本文主要以linux-3.10为源码分析学习。
中断通用的入口,为前文中断概述中讲述的common_interrupt。
common_interrupt:
XCPT_FRAME
ASM_CLAC
addq $-0x80,(%rsp) /* Adjust vector to [-256,-1] range */
interrupt do_IRQ # 调用中断处理函数进行处理
/* 0(%rsp): old_rsp-ARGOFFSET */
ret_from_intr: # 中断处理返回
DISABLE_INTERRUPTS(CLBR_NONE)
TRACE_IRQS_OFF
decl PER_CPU_VAR(irq_count)
/* Restore saved previous stack */
popq %rsi
CFI_DEF_CFA rsi,SS+8-RBP /* reg/off reset after def_cfa_expr */
leaq ARGOFFSET-RBP(%rsi), %rsp
CFI_DEF_CFA_REGISTER rsp
CFI_ADJUST_CFA_OFFSET RBP-ARGOFFSET
exit_intr:
GET_THREAD_INFO(%rcx)
testl $3,CS-ARGOFFSET(%rsp)
je retint_kernel # 是否返回内核状态
/* Interrupt came from user space */
/*
* Has a correct top of stack, but a partial stack frame
* %rcx: thread info. Interrupts off.
*/
retint_with_reschedule: # 检查是否需要进行调度
movl $_TIF_WORK_MASK,%edi
retint_check:
LOCKDEP_SYS_EXIT_IRQ
movl TI_flags(%rcx),%edx
andl %edi,%edx
CFI_REMEMBER_STATE
jnz retint_careful
retint_swapgs: /* return to user-space */
/*
* The iretq could re-enable interrupts:
*/
DISABLE_INTERRUPTS(CLBR_ANY)
TRACE_IRQS_IRETQ
SWAPGS
jmp restore_args
retint_restore_args: /* return to kernel space */
DISABLE_INTERRUPTS(CLBR_ANY)
/*
* The iretq could re-enable interrupts:
*/
TRACE_IRQS_IRETQ
restore_args:
RESTORE_ARGS 1,8,1
irq_return:
INTERRUPT_RETURN
_ASM_EXTABLE(irq_return, bad_iret)
#ifdef CONFIG_PARAVIRT
ENTRY(native_iret)
iretq
_ASM_EXTABLE(native_iret, bad_iret)
#endif
.section .fixup,"ax"
bad_iret:
/*
* The iret traps when the %cs or %ss being restored is bogus.

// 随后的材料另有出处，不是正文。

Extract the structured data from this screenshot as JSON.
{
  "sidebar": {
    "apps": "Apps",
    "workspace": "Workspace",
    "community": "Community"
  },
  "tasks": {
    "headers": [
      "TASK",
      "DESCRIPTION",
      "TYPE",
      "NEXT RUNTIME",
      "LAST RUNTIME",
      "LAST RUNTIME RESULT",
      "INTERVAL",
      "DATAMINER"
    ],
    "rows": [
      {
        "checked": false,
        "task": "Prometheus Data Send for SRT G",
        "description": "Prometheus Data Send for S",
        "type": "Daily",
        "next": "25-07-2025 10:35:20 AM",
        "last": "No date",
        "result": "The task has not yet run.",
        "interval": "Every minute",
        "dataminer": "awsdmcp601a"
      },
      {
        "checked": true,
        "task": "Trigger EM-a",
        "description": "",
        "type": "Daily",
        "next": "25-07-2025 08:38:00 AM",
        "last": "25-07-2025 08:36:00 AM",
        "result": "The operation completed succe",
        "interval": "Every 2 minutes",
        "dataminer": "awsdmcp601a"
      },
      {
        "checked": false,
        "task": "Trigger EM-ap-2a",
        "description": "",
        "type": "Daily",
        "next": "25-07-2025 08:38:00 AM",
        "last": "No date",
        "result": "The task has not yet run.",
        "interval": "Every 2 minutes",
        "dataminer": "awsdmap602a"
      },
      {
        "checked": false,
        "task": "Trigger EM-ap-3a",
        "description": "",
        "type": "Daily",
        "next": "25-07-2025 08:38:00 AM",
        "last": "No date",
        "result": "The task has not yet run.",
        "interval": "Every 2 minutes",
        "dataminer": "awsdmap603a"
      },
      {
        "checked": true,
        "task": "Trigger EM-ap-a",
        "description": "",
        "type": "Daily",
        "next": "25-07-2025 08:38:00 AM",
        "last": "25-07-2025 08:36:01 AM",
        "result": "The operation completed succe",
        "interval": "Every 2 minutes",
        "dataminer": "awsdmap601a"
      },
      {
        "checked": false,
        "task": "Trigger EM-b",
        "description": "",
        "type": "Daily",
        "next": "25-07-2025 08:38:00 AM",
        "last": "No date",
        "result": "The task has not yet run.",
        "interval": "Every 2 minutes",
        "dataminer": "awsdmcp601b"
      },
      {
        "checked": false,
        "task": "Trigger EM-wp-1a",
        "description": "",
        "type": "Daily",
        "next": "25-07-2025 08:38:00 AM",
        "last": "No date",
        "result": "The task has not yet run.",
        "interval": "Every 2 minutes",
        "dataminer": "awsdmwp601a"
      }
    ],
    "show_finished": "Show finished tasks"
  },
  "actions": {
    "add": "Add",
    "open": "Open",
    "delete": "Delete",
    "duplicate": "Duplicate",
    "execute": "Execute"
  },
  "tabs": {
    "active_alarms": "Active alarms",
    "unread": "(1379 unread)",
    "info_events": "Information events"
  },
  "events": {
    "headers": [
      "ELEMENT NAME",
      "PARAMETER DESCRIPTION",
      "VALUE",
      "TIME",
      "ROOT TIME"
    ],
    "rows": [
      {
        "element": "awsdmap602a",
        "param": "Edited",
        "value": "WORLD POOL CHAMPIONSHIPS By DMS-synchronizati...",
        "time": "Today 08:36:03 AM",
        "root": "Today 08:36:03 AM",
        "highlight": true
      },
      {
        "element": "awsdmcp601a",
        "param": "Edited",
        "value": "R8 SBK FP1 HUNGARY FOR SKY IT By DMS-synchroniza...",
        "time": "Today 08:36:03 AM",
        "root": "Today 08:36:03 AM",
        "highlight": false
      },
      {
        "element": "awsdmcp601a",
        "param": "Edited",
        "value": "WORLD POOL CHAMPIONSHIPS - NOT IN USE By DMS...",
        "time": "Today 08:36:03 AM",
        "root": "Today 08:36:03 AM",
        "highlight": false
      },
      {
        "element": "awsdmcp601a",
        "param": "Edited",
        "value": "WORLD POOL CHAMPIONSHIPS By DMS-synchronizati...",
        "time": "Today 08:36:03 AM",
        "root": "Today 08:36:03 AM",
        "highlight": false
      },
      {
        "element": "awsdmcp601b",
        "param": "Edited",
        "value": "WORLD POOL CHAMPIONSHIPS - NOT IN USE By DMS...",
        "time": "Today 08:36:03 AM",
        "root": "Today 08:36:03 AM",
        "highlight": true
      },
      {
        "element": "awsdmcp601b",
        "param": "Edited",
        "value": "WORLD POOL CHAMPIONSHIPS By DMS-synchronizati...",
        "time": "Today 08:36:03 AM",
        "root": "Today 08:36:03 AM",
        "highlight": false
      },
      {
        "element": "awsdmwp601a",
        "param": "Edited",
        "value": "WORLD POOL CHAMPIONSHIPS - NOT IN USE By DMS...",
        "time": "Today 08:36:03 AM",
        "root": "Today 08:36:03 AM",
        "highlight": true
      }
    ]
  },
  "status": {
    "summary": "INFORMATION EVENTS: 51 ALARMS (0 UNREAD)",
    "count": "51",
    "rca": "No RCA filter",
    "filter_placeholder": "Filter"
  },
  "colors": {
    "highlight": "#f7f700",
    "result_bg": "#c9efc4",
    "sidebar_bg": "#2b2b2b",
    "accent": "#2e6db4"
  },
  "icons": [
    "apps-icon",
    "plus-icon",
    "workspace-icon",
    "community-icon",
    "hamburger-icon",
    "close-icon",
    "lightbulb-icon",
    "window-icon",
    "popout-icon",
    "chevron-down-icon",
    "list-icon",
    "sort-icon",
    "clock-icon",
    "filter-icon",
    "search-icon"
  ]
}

* We've lost the original trap vector and error code.
* #GPF is the most likely one to get for an invalid selector.
* So pretend we completed the iret and took the #GPF in user mode.
*
* We are now running with the kernel GS after exception recovery.

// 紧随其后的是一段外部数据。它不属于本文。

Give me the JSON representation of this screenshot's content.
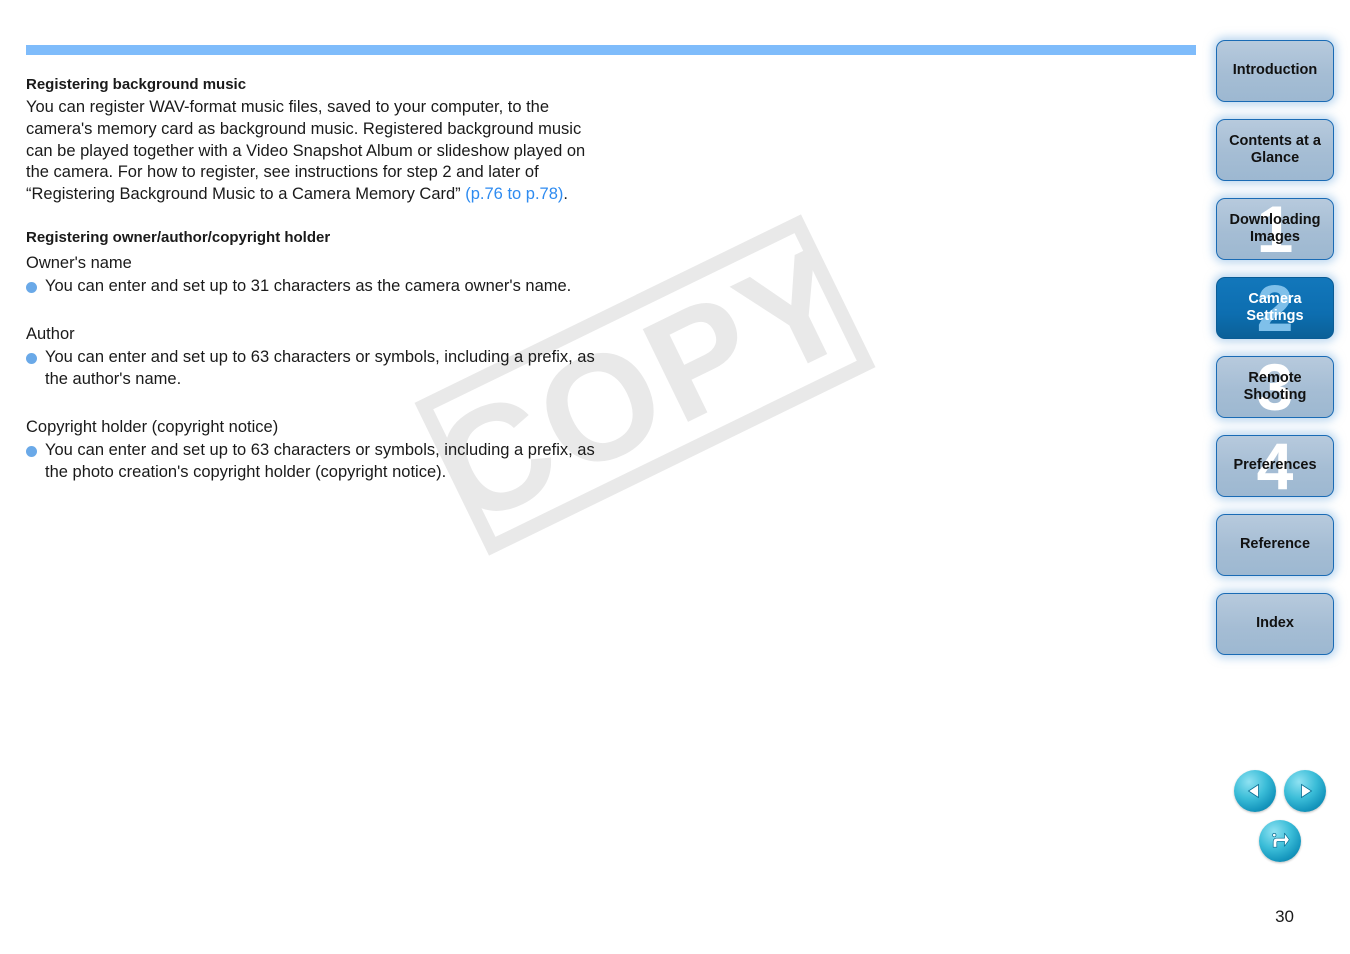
{
  "document": {
    "page_number": "30",
    "watermark_text": "COPY"
  },
  "content": {
    "section1": {
      "heading": "Registering background music",
      "paragraph_before_link": "You can register WAV-format music files, saved to your computer, to the camera's memory card as background music. Registered background music can be played together with a Video Snapshot Album or slideshow played on the camera. For how to register, see instructions for step 2 and later of “Registering Background Music to a Camera Memory Card” ",
      "link_text": "(p.76 to p.78)",
      "paragraph_after_link": "."
    },
    "section2": {
      "heading": "Registering owner/author/copyright holder",
      "groups": [
        {
          "label": "Owner's name",
          "bullet": "You can enter and set up to 31 characters as the camera owner's name."
        },
        {
          "label": "Author",
          "bullet": "You can enter and set up to 63 characters or symbols, including a prefix, as the author's name."
        },
        {
          "label": "Copyright holder (copyright notice)",
          "bullet": "You can enter and set up to 63 characters or symbols, including a prefix, as the photo creation's copyright holder (copyright notice)."
        }
      ]
    }
  },
  "sidebar": {
    "tabs": [
      {
        "label": "Introduction",
        "number": "",
        "active": false
      },
      {
        "label": "Contents at a Glance",
        "number": "",
        "active": false
      },
      {
        "label": "Downloading Images",
        "number": "1",
        "active": false
      },
      {
        "label": "Camera Settings",
        "number": "2",
        "active": true
      },
      {
        "label": "Remote Shooting",
        "number": "3",
        "active": false
      },
      {
        "label": "Preferences",
        "number": "4",
        "active": false
      },
      {
        "label": "Reference",
        "number": "",
        "active": false
      },
      {
        "label": "Index",
        "number": "",
        "active": false
      }
    ]
  },
  "navigation": {
    "previous_icon": "triangle-left-icon",
    "next_icon": "triangle-right-icon",
    "return_icon": "return-arrow-icon"
  },
  "colors": {
    "header_rule": "#7fbcfb",
    "link": "#2e8bf0",
    "bullet": "#6aa9e8",
    "tab_active": "#0d6eb0",
    "tab_inactive": "#a5bdd4",
    "nav_button": "#1596bd",
    "watermark": "#e9e9e9"
  }
}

* But error_entry expects us to have user GS to match the user %cs,
* so swap back.
*/
pushq $0
SWAPGS
jmp general_protection
.previous
/* edi: workmask, edx: work */
retint_careful:
CFI_RESTORE_STATE
bt $TIF_NEED_RESCHED,%edx # 检查调度标致位
jnc retint_signal # 处理之前先处理信号
TRACE_IRQS_ON
ENABLE_INTERRUPTS(CLBR_NONE)
pushq_cfi %rdi
SCHEDULE_USER # 调用主动调取
popq_cfi %rdi
GET_THREAD_INFO(%rcx)
DISABLE_INTERRUPTS(CLBR_NONE)
TRACE_IRQS_OFF
jmp retint_check
retint_signal:
testl $_TIF_DO_NOTIFY_MASK,%edx
jz retint_swapgs
TRACE_IRQS_ON
ENABLE_INTERRUPTS(CLBR_NONE)
SAVE_REST
movq $-1,ORIG_RAX(%rsp)
xorl %esi,%esi # oldset
movq %rsp,%rdi # &pt_regs
call do_notify_resume
RESTORE_REST
DISABLE_INTERRUPTS(CLBR_NONE)
TRACE_IRQS_OFF
GET_THREAD_INFO(%rcx)
jmp retint_with_reschedule # 检查是否需要再调度
#ifdef CONFIG_PREEMPT
/* Returning to kernel space. Check if we need preemption */
/* rcx: threadinfo. interrupts off. */
ENTRY(retint_kernel)
cmpl $0,TI_preempt_count(%rcx) # 检查是否加锁
jnz retint_restore_args
bt $TIF_NEED_RESCHED,TI_flags(%rcx) # 判断调度标志位是否需要调度
jnc retint_restore_args
bt $9,EFLAGS-ARGOFFSET(%rsp) /* interrupts off? */
jnc retint_restore_args
call preempt_schedule_irq # 主动调度
jmp exit_intr
#endif
其中preempt_schedule_irq函数就是调用主动调度的函数,如下。
asmlinkage void __sched preempt_schedule_irq(void)
{
struct thread_info *ti = current_thread_info();
enum ctx_state prev_state;
/* Catch callers which need to be fixed */
BUG_ON(ti->preempt_count || !irqs_disabled());
prev_state = exception_enter();
do {
add_preempt_count(PREEMPT_ACTIVE);
local_irq_enable();
__schedule(); // 主动调度
local_irq_disable();
sub_preempt_count(PREEMPT_ACTIVE);
/*
* Check again in case we missed a preemption opportunity
* between schedule and now.
*/
barrier();
} while (need_resched());
exception_exit(prev_state);
}
在Linux系统中,系统调用的方式主要就是常见的三种形式。
其中方式1为Linux传统的系统调用的方式该方式需要陷入通过中断陷入内核,执行完成之后再返回用户空间,主要的问题就是通过软中断效率较低,故方式2、3就是为了避开频繁的中断来提高系统调用的效率,其主要原理是通过将运行的可执行文件执行一个vdso的映射的__kernel_vsyscall函数,从而能够提升效率快速进行系统调用。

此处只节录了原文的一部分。